The government is desperate to improve its downgraded credit rating and reduce the crippling interest rate, currently slightly above 6.0 percent, at which it has to borrow on international financial markets.
A total of 54 billion euros will have to be raised this year to cover the public deficit which has swollen to 13 percent of GDP -- way beyond the three-percent EU limit.
The Greek crisis has sapped the euro's strength and sparked talk among EU members about the possible need for a European support mechanism akin to the International Monetary Fund.
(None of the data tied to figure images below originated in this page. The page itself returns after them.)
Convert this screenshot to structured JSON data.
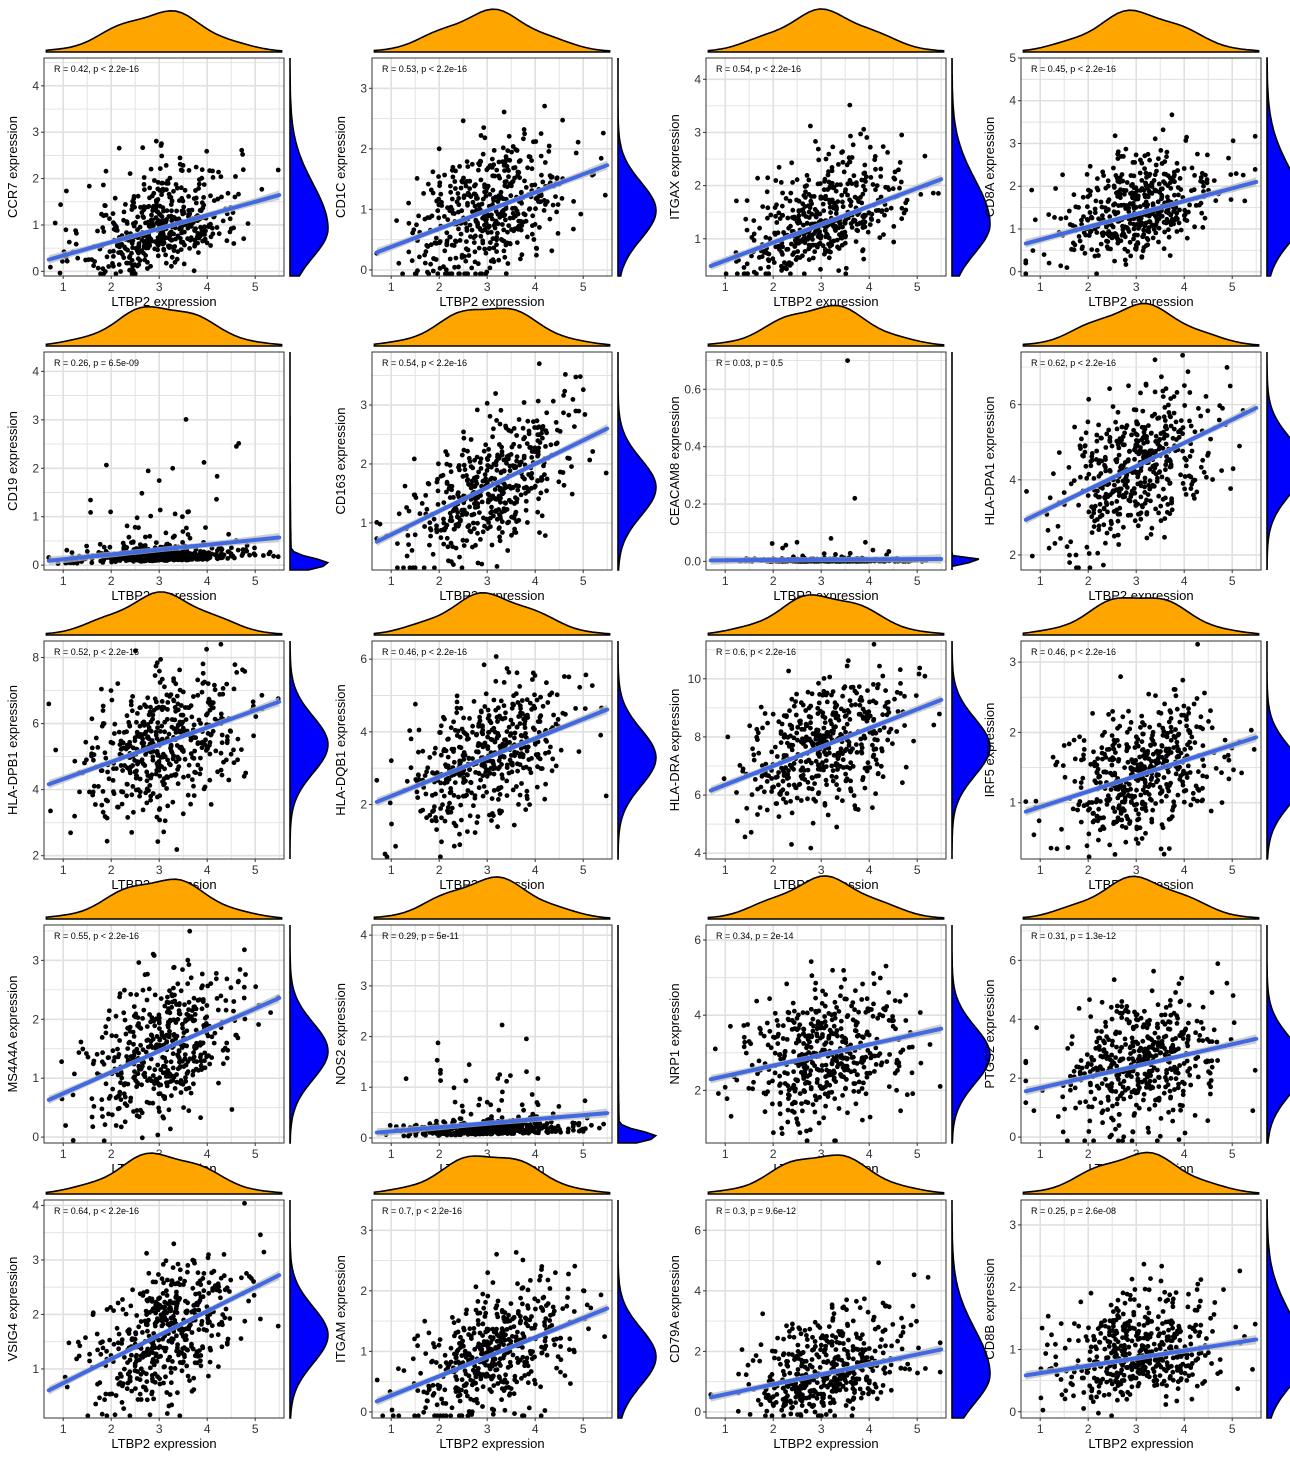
{
  "figure": {
    "rows": 5,
    "cols": 4,
    "colors": {
      "points": "#000000",
      "fit_line": "#4169E1",
      "confidence_band": "#bfbfbf",
      "x_density": "#FFA500",
      "y_density": "#0000FF",
      "grid": "#e0e0e0",
      "panel_border": "#333333"
    }
  },
  "chart_data": [
    {
      "type": "scatter",
      "xlabel": "LTBP2 expression",
      "ylabel": "CCR7 expression",
      "stat": "R = 0.42, p < 2.2e-16",
      "xlim": [
        0.6,
        5.6
      ],
      "ylim": [
        -0.1,
        4.6
      ],
      "xticks": [
        1,
        2,
        3,
        4,
        5
      ],
      "yticks": [
        0,
        1,
        2,
        3,
        4
      ],
      "r": 0.42,
      "fit": {
        "intercept": 0.05,
        "slope": 0.29
      },
      "y_density_skew": "right",
      "grid": true
    },
    {
      "type": "scatter",
      "xlabel": "LTBP2 expression",
      "ylabel": "CD1C expression",
      "stat": "R = 0.53, p < 2.2e-16",
      "xlim": [
        0.6,
        5.6
      ],
      "ylim": [
        -0.1,
        3.5
      ],
      "xticks": [
        1,
        2,
        3,
        4,
        5
      ],
      "yticks": [
        0,
        1,
        2,
        3
      ],
      "r": 0.53,
      "fit": {
        "intercept": 0.08,
        "slope": 0.3
      },
      "y_density_skew": "normal",
      "grid": true
    },
    {
      "type": "scatter",
      "xlabel": "LTBP2 expression",
      "ylabel": "ITGAX expression",
      "stat": "R = 0.54, p < 2.2e-16",
      "xlim": [
        0.6,
        5.6
      ],
      "ylim": [
        0.3,
        4.4
      ],
      "xticks": [
        1,
        2,
        3,
        4,
        5
      ],
      "yticks": [
        1,
        2,
        3,
        4
      ],
      "r": 0.54,
      "fit": {
        "intercept": 0.25,
        "slope": 0.34
      },
      "y_density_skew": "right",
      "grid": true
    },
    {
      "type": "scatter",
      "xlabel": "LTBP2 expression",
      "ylabel": "CD8A expression",
      "stat": "R = 0.45, p < 2.2e-16",
      "xlim": [
        0.6,
        5.6
      ],
      "ylim": [
        -0.1,
        5.0
      ],
      "xticks": [
        1,
        2,
        3,
        4,
        5
      ],
      "yticks": [
        0,
        1,
        2,
        3,
        4,
        5
      ],
      "r": 0.45,
      "fit": {
        "intercept": 0.45,
        "slope": 0.3
      },
      "y_density_skew": "right",
      "grid": true
    },
    {
      "type": "scatter",
      "xlabel": "LTBP2 expression",
      "ylabel": "CD19 expression",
      "stat": "R = 0.26, p = 6.5e-09",
      "xlim": [
        0.6,
        5.6
      ],
      "ylim": [
        -0.1,
        4.4
      ],
      "xticks": [
        1,
        2,
        3,
        4,
        5
      ],
      "yticks": [
        0,
        1,
        2,
        3,
        4
      ],
      "r": 0.26,
      "fit": {
        "intercept": 0.02,
        "slope": 0.1
      },
      "y_density_skew": "heavy",
      "grid": true
    },
    {
      "type": "scatter",
      "xlabel": "LTBP2 expression",
      "ylabel": "CD163 expression",
      "stat": "R = 0.54, p < 2.2e-16",
      "xlim": [
        0.6,
        5.6
      ],
      "ylim": [
        0.2,
        3.9
      ],
      "xticks": [
        1,
        2,
        3,
        4,
        5
      ],
      "yticks": [
        1,
        2,
        3
      ],
      "r": 0.54,
      "fit": {
        "intercept": 0.4,
        "slope": 0.4
      },
      "y_density_skew": "normal",
      "grid": true
    },
    {
      "type": "scatter",
      "xlabel": "LTBP2 expression",
      "ylabel": "CEACAM8 expression",
      "stat": "R = 0.03, p = 0.5",
      "xlim": [
        0.6,
        5.6
      ],
      "ylim": [
        -0.03,
        0.73
      ],
      "xticks": [
        1,
        2,
        3,
        4,
        5
      ],
      "yticks": [
        0.0,
        0.2,
        0.4,
        0.6
      ],
      "ytick_decimals": 1,
      "r": 0.03,
      "fit": {
        "intercept": 0.003,
        "slope": 0.001
      },
      "y_density_skew": "spike",
      "grid": true
    },
    {
      "type": "scatter",
      "xlabel": "LTBP2 expression",
      "ylabel": "HLA-DPA1 expression",
      "stat": "R = 0.62, p < 2.2e-16",
      "xlim": [
        0.6,
        5.6
      ],
      "ylim": [
        1.6,
        7.4
      ],
      "xticks": [
        1,
        2,
        3,
        4,
        5
      ],
      "yticks": [
        2,
        4,
        6
      ],
      "r": 0.62,
      "fit": {
        "intercept": 2.5,
        "slope": 0.62
      },
      "y_density_skew": "normal",
      "grid": true
    },
    {
      "type": "scatter",
      "xlabel": "LTBP2 expression",
      "ylabel": "HLA-DPB1 expression",
      "stat": "R = 0.52, p < 2.2e-16",
      "xlim": [
        0.6,
        5.6
      ],
      "ylim": [
        1.9,
        8.5
      ],
      "xticks": [
        1,
        2,
        3,
        4,
        5
      ],
      "yticks": [
        2,
        4,
        6,
        8
      ],
      "r": 0.52,
      "fit": {
        "intercept": 3.8,
        "slope": 0.52
      },
      "y_density_skew": "normal",
      "grid": true
    },
    {
      "type": "scatter",
      "xlabel": "LTBP2 expression",
      "ylabel": "HLA-DQB1 expression",
      "stat": "R = 0.46, p < 2.2e-16",
      "xlim": [
        0.6,
        5.6
      ],
      "ylim": [
        0.5,
        6.5
      ],
      "xticks": [
        1,
        2,
        3,
        4,
        5
      ],
      "yticks": [
        2,
        4,
        6
      ],
      "r": 0.46,
      "fit": {
        "intercept": 1.7,
        "slope": 0.53
      },
      "y_density_skew": "normal",
      "grid": true
    },
    {
      "type": "scatter",
      "xlabel": "LTBP2 expression",
      "ylabel": "HLA-DRA expression",
      "stat": "R = 0.6, p < 2.2e-16",
      "xlim": [
        0.6,
        5.6
      ],
      "ylim": [
        3.8,
        11.3
      ],
      "xticks": [
        1,
        2,
        3,
        4,
        5
      ],
      "yticks": [
        4,
        6,
        8,
        10
      ],
      "r": 0.6,
      "fit": {
        "intercept": 5.7,
        "slope": 0.65
      },
      "y_density_skew": "normal",
      "grid": true
    },
    {
      "type": "scatter",
      "xlabel": "LTBP2 expression",
      "ylabel": "IRF5 expression",
      "stat": "R = 0.46, p < 2.2e-16",
      "xlim": [
        0.6,
        5.6
      ],
      "ylim": [
        0.2,
        3.3
      ],
      "xticks": [
        1,
        2,
        3,
        4,
        5
      ],
      "yticks": [
        1,
        2,
        3
      ],
      "r": 0.46,
      "fit": {
        "intercept": 0.72,
        "slope": 0.22
      },
      "y_density_skew": "normal",
      "grid": true
    },
    {
      "type": "scatter",
      "xlabel": "LTBP2 expression",
      "ylabel": "MS4A4A expression",
      "stat": "R = 0.55, p < 2.2e-16",
      "xlim": [
        0.6,
        5.6
      ],
      "ylim": [
        -0.1,
        3.6
      ],
      "xticks": [
        1,
        2,
        3,
        4,
        5
      ],
      "yticks": [
        0,
        1,
        2,
        3
      ],
      "r": 0.55,
      "fit": {
        "intercept": 0.38,
        "slope": 0.36
      },
      "y_density_skew": "normal",
      "grid": true
    },
    {
      "type": "scatter",
      "xlabel": "LTBP2 expression",
      "ylabel": "NOS2 expression",
      "stat": "R = 0.29, p = 5e-11",
      "xlim": [
        0.6,
        5.6
      ],
      "ylim": [
        -0.1,
        4.2
      ],
      "xticks": [
        1,
        2,
        3,
        4,
        5
      ],
      "yticks": [
        0,
        1,
        2,
        3,
        4
      ],
      "r": 0.29,
      "fit": {
        "intercept": 0.05,
        "slope": 0.08
      },
      "y_density_skew": "heavy",
      "grid": true
    },
    {
      "type": "scatter",
      "xlabel": "LTBP2 expression",
      "ylabel": "NRP1 expression",
      "stat": "R = 0.34, p = 2e-14",
      "xlim": [
        0.6,
        5.6
      ],
      "ylim": [
        0.6,
        6.4
      ],
      "xticks": [
        1,
        2,
        3,
        4,
        5
      ],
      "yticks": [
        2,
        4,
        6
      ],
      "r": 0.34,
      "fit": {
        "intercept": 2.1,
        "slope": 0.28
      },
      "y_density_skew": "normal",
      "grid": true
    },
    {
      "type": "scatter",
      "xlabel": "LTBP2 expression",
      "ylabel": "PTGS2 expression",
      "stat": "R = 0.31, p = 1.3e-12",
      "xlim": [
        0.6,
        5.6
      ],
      "ylim": [
        -0.2,
        7.2
      ],
      "xticks": [
        1,
        2,
        3,
        4,
        5
      ],
      "yticks": [
        0,
        2,
        4,
        6
      ],
      "r": 0.31,
      "fit": {
        "intercept": 1.3,
        "slope": 0.37
      },
      "y_density_skew": "normal",
      "grid": true
    },
    {
      "type": "scatter",
      "xlabel": "LTBP2 expression",
      "ylabel": "VSIG4 expression",
      "stat": "R = 0.64, p < 2.2e-16",
      "xlim": [
        0.6,
        5.6
      ],
      "ylim": [
        0.1,
        4.1
      ],
      "xticks": [
        1,
        2,
        3,
        4,
        5
      ],
      "yticks": [
        1,
        2,
        3,
        4
      ],
      "r": 0.64,
      "fit": {
        "intercept": 0.3,
        "slope": 0.44
      },
      "y_density_skew": "normal",
      "grid": true
    },
    {
      "type": "scatter",
      "xlabel": "LTBP2 expression",
      "ylabel": "ITGAM expression",
      "stat": "R = 0.7, p < 2.2e-16",
      "xlim": [
        0.6,
        5.6
      ],
      "ylim": [
        -0.1,
        3.5
      ],
      "xticks": [
        1,
        2,
        3,
        4,
        5
      ],
      "yticks": [
        0,
        1,
        2,
        3
      ],
      "r": 0.7,
      "fit": {
        "intercept": -0.05,
        "slope": 0.32
      },
      "y_density_skew": "normal",
      "grid": true
    },
    {
      "type": "scatter",
      "xlabel": "LTBP2 expression",
      "ylabel": "CD79A expression",
      "stat": "R = 0.3, p = 9.6e-12",
      "xlim": [
        0.6,
        5.6
      ],
      "ylim": [
        -0.2,
        7.0
      ],
      "xticks": [
        1,
        2,
        3,
        4,
        5
      ],
      "yticks": [
        0,
        2,
        4,
        6
      ],
      "r": 0.3,
      "fit": {
        "intercept": 0.25,
        "slope": 0.33
      },
      "y_density_skew": "right",
      "grid": true
    },
    {
      "type": "scatter",
      "xlabel": "LTBP2 expression",
      "ylabel": "CD8B expression",
      "stat": "R = 0.25, p = 2.6e-08",
      "xlim": [
        0.6,
        5.6
      ],
      "ylim": [
        -0.1,
        3.4
      ],
      "xticks": [
        1,
        2,
        3,
        4,
        5
      ],
      "yticks": [
        0,
        1,
        2,
        3
      ],
      "r": 0.25,
      "fit": {
        "intercept": 0.5,
        "slope": 0.12
      },
      "y_density_skew": "right",
      "grid": true
    }
  ]
}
But European Central Bank chairman Jean-Claude Trichet on Wednesday said the Greek measures adopted so far were "convincing."
The European Union and outside observers have noted that the Greek government has set itself ambitious targets after decades of mismanagement, but broadly agree question marks remain over their implementation.
"I think the final evaluation will be over the first fourth months of the year," said Yiannis Stournaras, general director of the Foundation for Economic and Industrial Research, a private think-tank.
In its report to Brussels this week, the finance ministry said it expects shipping receipts to rise by around 10 percent due to a recovery in world trade and transportation, and another 3-4 percent increase in tourism arrivals.
Shipping and tourism are the main contributors to the Greek economy.